4.	Genes X and Y are structural genes required for the breakdown of altrose (a sugar) by a certain bacterium, and are transcribed as a polycistronic mRNA. X and Y proteins are present at low level in the absence of altrose, and at a 30-fold higher level in the presence of altrose. A mutation in a third gene (Z) causes expression of X and Y at constitutively high levels.
	(i)	Assuming that gene Z makes a protein that regulates X and Y gene transcription, suggest two possible models (explanaations) for the induction of X and Y transcription by altrose. Your models should explain the function of Z, the effect of altrose, and the nature of the mutation in Z. Model 1: Model 2:
	(ii)	Outline a genetic experiment that you would do to distinguish between your two models, and state the outcome you would expect for each model. Experiment: Prediction for Model 1: Prediction for Model 2:
	(iii)	A frame-shift mutation in X has an x- phenotype (no detectable X protein, normal level of Y protein) but a frameshift mutation in Y has an x-y- phenotype (no detectable level of either X or Y protein). Which gene is closer to the promoter, X or Y?

5.	In a Caucasian population of 9000 individuals, the frequency of the allele for male pattern baldness is 0.3.

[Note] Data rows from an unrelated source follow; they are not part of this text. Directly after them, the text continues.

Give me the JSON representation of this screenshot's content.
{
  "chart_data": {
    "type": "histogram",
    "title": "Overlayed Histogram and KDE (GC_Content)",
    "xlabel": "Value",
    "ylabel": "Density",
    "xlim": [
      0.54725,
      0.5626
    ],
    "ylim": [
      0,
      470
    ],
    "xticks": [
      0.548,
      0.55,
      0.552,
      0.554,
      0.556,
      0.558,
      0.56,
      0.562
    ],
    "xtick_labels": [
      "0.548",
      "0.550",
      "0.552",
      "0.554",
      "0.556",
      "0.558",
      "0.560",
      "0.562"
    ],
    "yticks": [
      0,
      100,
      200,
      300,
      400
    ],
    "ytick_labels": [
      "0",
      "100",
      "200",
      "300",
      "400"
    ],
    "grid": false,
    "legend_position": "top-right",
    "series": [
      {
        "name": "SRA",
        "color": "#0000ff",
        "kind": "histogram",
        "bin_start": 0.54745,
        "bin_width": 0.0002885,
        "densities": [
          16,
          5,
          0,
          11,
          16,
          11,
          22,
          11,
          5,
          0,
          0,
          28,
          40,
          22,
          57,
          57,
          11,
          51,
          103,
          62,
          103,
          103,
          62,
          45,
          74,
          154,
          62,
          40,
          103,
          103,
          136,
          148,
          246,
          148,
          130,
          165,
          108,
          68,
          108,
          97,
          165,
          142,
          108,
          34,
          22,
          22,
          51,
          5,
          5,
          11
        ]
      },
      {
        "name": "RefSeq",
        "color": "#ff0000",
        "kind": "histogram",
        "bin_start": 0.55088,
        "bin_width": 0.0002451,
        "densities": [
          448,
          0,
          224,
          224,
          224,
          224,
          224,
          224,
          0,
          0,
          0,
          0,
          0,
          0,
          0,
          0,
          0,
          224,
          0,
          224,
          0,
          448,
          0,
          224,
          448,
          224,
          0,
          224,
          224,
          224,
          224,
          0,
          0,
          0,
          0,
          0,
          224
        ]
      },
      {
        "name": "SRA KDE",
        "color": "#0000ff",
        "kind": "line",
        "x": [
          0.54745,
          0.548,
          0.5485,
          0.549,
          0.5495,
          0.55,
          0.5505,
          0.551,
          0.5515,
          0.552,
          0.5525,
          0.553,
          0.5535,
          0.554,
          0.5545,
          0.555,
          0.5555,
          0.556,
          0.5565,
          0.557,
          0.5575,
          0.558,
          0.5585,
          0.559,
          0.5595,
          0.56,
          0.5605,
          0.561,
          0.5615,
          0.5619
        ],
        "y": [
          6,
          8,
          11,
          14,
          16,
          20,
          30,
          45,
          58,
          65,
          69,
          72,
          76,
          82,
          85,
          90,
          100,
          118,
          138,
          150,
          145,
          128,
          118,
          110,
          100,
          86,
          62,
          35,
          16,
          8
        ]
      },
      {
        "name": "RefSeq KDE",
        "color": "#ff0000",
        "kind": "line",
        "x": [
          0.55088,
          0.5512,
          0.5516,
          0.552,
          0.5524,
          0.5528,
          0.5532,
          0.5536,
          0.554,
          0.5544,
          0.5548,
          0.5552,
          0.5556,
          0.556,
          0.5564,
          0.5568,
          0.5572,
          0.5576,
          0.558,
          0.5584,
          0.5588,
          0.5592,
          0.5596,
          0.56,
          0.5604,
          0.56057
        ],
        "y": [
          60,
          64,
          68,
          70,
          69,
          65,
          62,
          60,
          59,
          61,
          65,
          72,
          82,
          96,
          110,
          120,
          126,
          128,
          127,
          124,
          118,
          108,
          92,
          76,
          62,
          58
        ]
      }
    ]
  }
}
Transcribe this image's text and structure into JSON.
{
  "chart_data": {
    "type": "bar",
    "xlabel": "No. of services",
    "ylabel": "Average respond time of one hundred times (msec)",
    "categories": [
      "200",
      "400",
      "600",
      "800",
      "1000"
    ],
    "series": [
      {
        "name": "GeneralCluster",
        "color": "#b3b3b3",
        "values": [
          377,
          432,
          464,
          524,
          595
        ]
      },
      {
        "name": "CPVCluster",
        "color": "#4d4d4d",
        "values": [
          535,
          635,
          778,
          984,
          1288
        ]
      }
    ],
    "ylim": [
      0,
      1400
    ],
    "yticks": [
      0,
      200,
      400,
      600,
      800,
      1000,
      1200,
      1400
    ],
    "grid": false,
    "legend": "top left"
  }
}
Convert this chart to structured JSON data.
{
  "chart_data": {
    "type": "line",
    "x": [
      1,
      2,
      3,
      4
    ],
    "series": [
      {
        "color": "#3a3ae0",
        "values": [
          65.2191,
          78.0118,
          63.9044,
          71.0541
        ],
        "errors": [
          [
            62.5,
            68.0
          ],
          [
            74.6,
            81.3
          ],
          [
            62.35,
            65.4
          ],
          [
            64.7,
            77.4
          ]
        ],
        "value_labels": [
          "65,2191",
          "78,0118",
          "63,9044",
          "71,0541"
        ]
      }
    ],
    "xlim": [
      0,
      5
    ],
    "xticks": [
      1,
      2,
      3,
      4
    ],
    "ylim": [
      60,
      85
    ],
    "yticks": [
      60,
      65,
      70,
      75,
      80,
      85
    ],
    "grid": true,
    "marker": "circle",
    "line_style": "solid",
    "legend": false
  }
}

	(i)	What are the expected genotypes and their frequencies in the population? (Assume Hardy-Weinberg conditions.) Frequency of baldness allele = p = 0.3 Frequency of wildtype allele = q = _____ Expected genotypes and frequencies:
	(ii)	The baldness allele is recessive in females (only B^bB^b females are bald) but dominant in males (B^bB^b and B^bB^h males are bald). What are the expected phenotype frequencies in males and females? Males Bald = Non-bald = Females Bald = Non-bald =
	(iii)	A group of 1000 new individuals joins the population. If p = 0.1 in the incoming group, what will be the frequency of heterozygotes in the population after one generation? (Assume random mating.)